Department of General Practice, Shanghai East Hospital, Tongji University School of Medicine, Shanghai, 200120, People's Republic of China.
Department of General Practice, Huamu Community Health Service Center, Shanghai, 201204, People's Republic of China.
Clin Interv Aging. 2023 Aug 10;18:1309-1320. doi: 10.2147/CIA.S423822. eCollection 2023.
There is a high incidence rate of age-related hearing loss. Severe hearing loss may increase the prevalence of mental illness, cognitive impairment, and even the risk of all-cause death.
Construction of the three-level and two-stage screening mode for age-related hearing loss of the community and to evaluate its effectiveness.

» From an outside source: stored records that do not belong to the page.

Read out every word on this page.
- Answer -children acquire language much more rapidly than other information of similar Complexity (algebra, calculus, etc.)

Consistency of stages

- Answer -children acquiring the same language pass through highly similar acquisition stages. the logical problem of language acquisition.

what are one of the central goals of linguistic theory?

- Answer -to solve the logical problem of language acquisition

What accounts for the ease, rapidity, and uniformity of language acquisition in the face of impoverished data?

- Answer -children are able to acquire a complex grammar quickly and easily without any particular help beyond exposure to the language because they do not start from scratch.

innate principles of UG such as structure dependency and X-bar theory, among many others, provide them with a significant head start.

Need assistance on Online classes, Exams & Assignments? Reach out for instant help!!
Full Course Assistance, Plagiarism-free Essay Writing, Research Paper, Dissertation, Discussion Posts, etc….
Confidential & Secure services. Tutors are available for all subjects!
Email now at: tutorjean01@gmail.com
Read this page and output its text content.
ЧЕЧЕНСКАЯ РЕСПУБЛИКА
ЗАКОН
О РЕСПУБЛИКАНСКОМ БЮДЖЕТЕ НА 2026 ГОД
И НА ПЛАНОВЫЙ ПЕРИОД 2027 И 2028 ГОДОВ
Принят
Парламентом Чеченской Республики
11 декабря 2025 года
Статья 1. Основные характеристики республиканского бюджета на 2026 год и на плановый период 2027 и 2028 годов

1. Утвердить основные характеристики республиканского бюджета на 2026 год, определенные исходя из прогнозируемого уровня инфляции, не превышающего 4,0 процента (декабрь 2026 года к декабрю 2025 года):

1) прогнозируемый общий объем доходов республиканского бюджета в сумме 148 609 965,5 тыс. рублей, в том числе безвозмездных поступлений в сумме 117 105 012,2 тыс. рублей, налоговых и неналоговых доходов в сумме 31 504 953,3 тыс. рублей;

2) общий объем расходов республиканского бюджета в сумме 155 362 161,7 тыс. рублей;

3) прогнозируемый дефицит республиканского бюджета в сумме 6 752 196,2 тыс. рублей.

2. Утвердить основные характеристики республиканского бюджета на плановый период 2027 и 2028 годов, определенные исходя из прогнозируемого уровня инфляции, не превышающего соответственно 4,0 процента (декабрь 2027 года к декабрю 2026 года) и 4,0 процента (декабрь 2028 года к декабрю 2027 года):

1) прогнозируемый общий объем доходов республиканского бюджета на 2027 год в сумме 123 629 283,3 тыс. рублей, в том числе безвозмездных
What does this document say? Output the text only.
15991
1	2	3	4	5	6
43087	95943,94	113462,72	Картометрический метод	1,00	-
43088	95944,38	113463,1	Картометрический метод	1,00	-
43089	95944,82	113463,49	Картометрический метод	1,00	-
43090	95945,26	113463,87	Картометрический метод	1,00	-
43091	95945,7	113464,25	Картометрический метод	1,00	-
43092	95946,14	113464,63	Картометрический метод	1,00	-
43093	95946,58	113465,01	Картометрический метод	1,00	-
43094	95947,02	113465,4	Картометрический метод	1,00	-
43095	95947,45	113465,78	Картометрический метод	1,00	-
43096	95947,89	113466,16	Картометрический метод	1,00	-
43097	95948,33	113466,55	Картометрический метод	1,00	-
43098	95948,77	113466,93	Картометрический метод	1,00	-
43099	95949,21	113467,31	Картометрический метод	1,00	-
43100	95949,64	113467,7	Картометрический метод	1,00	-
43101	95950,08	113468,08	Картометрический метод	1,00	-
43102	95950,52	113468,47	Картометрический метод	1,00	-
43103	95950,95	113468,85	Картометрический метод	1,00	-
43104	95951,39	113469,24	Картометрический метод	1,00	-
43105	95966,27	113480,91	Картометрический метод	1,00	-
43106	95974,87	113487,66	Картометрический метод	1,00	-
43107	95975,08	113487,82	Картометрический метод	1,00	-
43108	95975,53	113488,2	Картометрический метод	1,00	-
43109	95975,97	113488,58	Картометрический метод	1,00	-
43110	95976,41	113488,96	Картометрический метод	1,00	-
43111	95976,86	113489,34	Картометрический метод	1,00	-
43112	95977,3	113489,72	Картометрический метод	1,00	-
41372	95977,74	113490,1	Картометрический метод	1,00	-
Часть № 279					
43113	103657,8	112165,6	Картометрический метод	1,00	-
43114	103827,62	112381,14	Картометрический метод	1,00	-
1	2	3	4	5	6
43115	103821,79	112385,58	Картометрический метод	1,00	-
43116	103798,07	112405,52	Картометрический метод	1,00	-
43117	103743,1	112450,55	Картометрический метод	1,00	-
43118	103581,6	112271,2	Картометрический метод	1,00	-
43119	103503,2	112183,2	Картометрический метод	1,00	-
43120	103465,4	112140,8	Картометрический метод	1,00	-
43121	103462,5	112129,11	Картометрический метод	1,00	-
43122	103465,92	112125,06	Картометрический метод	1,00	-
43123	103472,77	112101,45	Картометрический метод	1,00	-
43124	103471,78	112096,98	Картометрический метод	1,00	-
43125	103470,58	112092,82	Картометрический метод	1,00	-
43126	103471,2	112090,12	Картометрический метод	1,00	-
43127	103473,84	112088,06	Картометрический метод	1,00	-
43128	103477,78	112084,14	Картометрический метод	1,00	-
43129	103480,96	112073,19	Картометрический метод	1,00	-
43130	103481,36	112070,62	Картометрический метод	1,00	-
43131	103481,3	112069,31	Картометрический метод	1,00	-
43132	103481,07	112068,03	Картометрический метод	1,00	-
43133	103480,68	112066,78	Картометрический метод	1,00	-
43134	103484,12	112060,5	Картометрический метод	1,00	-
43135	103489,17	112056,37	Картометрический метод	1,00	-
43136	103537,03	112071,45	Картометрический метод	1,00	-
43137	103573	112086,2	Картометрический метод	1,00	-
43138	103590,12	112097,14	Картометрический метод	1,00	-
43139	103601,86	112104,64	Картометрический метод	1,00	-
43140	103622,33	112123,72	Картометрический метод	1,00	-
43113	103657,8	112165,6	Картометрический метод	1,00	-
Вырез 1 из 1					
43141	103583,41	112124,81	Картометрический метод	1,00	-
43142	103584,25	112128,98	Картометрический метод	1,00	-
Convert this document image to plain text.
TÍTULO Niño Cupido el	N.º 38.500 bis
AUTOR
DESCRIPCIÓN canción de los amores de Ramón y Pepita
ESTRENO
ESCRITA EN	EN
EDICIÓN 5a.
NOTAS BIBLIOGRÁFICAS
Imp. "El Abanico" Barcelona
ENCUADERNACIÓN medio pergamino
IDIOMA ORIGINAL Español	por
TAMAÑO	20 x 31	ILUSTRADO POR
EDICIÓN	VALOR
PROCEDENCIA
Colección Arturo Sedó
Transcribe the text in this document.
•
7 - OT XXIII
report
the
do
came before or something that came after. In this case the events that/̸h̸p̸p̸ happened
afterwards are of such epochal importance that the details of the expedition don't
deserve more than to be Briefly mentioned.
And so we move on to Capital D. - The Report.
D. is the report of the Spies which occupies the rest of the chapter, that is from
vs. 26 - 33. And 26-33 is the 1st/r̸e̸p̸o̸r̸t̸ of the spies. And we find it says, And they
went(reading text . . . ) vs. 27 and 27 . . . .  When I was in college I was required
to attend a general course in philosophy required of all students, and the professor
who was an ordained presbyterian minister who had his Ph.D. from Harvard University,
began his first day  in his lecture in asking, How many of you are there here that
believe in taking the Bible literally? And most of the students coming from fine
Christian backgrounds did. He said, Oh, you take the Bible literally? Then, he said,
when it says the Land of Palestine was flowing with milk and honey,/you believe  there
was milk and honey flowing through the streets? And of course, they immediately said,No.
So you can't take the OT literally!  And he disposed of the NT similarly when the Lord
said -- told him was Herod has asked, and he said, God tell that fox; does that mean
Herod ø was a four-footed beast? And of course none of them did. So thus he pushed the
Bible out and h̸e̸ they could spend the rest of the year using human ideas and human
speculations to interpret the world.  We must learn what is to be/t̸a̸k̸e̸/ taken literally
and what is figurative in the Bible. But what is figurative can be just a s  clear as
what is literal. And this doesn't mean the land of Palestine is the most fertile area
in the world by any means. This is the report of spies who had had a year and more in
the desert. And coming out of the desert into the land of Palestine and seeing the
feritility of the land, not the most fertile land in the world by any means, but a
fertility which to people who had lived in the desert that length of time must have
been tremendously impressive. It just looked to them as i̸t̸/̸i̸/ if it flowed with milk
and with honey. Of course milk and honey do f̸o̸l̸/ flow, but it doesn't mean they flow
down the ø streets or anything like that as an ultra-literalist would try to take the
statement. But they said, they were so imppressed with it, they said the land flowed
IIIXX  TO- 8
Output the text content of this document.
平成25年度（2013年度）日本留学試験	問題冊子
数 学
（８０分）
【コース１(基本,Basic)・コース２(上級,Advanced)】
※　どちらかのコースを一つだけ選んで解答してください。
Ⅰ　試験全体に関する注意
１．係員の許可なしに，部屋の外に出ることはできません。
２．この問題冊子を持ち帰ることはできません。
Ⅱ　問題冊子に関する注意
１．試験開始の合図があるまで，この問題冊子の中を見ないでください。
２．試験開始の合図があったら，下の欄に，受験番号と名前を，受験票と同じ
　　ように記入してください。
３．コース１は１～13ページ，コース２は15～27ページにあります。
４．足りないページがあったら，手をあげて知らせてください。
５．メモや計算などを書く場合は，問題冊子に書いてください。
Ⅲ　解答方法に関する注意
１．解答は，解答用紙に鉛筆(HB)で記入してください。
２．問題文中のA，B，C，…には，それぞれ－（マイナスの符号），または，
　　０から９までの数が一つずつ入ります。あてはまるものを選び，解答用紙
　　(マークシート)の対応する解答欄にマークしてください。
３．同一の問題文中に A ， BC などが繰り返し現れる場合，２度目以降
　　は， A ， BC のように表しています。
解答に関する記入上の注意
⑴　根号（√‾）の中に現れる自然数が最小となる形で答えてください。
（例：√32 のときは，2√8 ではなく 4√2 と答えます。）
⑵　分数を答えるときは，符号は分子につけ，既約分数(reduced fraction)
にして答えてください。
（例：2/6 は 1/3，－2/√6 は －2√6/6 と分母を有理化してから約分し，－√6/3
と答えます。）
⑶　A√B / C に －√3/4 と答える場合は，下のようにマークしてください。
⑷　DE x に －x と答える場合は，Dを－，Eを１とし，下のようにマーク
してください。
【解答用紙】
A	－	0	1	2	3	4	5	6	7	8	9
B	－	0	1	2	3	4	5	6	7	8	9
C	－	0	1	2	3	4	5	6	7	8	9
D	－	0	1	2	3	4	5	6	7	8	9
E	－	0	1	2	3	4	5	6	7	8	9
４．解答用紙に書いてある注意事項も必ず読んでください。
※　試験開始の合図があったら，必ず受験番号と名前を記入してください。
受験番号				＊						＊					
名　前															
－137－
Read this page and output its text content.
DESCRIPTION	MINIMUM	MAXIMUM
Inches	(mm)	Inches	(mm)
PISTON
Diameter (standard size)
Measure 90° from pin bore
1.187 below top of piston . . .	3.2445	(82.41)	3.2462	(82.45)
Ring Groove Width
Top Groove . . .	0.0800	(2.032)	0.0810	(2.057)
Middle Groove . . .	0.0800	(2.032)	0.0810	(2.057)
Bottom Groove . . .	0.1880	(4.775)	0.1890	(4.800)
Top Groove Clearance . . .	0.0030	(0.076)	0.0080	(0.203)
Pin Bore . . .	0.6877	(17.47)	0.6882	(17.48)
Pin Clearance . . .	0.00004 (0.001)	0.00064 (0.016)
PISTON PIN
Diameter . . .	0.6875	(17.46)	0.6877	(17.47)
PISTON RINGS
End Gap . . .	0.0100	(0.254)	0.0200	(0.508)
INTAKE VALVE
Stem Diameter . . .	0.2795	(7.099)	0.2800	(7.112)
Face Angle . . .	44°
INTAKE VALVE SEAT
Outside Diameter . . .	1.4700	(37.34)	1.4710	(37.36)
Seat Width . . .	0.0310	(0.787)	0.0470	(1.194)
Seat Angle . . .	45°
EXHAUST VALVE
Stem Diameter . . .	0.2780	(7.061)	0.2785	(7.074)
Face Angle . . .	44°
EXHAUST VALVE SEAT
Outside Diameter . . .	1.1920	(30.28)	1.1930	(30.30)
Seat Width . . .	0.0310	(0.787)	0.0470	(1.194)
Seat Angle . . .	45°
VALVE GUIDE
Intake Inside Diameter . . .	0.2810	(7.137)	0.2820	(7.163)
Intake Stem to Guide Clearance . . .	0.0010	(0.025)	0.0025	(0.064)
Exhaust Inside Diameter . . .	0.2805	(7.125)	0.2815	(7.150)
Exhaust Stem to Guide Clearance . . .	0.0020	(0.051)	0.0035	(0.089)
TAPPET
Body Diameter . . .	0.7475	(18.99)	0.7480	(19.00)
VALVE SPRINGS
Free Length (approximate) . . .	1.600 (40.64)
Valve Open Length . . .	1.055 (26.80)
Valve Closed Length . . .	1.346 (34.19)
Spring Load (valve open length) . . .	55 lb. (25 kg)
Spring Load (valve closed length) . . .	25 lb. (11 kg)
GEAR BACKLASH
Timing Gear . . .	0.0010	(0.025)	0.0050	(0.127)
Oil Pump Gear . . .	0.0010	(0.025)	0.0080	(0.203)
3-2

A total of 401 participants (aged 60 years or older) from five typical communities were enrolled in the study. The risk factors assessment of age-related hearing loss was completed by using a cross-sectional survey and receiver operating characteristic (ROC) curve. Multiple screening method was adopted and verified by serial and parallel tests, respectively. Based on research data, incorporate risk factors assessment, the Hearing Handicap Inventory for the Elderly Screening Version (HHIE-s) and pure tone audiometry (PTA) were used to construct the screening mode.
Multiple screening series testing and multiple screening parallel testing, including risk factors assessment, HHIE-s, and PTA, were used for verification: the sensitivity, specificity, and Kappa index were 70.5% and 9.2%, 95.0% and 71.6%, 0.26 and 0.63, respectively. Finally, the three-level and two-stage screening mode for age-related hearing loss was established. "Three-level" was defined as the risk factors assessment/HHIE-s (high-risk population), PTA (suspect population), and comprehensive hearing loss assessment (confirmed population). "Two-stage" was defined as the population screening by general practitioner in the community and target screening by otolaryngologist of the tertiary hospitals.
The three-level and two-stage screening mode for age-related hearing loss consists of the following framework: from population screening to target screening, from suspicious diagnosis to accurate diagnosis, from primary health care to tertiary hospitals. The study objective is to structure a new secondary prevention and treatment mode for age-related hearing loss with primary health care as the core, so as to help the front-end management of healthy aging.
年龄相关性听力损失的发病率很高。严重的听力损失可能会增加精神疾病、认知障碍甚至全因死亡的风险。
构建社区年龄相关性听力损失的三层次两阶段筛查模式,并评估其效果。
本研究共纳入来自五个典型社区的 401 名(年龄 60 岁及以上)参与者。采用横断面调查和受试者工作特征(ROC)曲线完成年龄相关性听力损失的危险因素评估。采用串联和并联试验分别对多种筛查方法进行了验证。基于研究数据,结合危险因素评估、老年听力障碍简易筛查量表(HHIE-s)和纯音测听(PTA),构建了筛查模式。
串联和并联多筛查试验的验证结果为:危险因素评估/HHIE-s(高危人群)、PTA(疑似人群)和综合听力损失评估(确诊人群)的敏感性、特异性和 Kappa 指数分别为 70.5%和 9.2%、95.0%和 71.6%、0.26 和 0.63。最终建立了三层次两阶段的年龄相关性听力损失筛查模式。“三层次”定义为:危险因素评估/HHIE-s(高危人群)、PTA(疑似人群)和综合听力损失评估(确诊人群)。“两阶段”定义为:社区全科医生进行人群筛查和耳鼻喉科医生进行目标筛查。
年龄相关性听力损失的三层次两阶段筛查模式由人群筛查到目标筛查、从可疑诊断到准确诊断、从基层医疗到三级医院组成。该研究旨在构建以基层医疗为核心的年龄相关性听力损失二级预防和治疗新模式,以帮助实现健康老龄化的前端管理。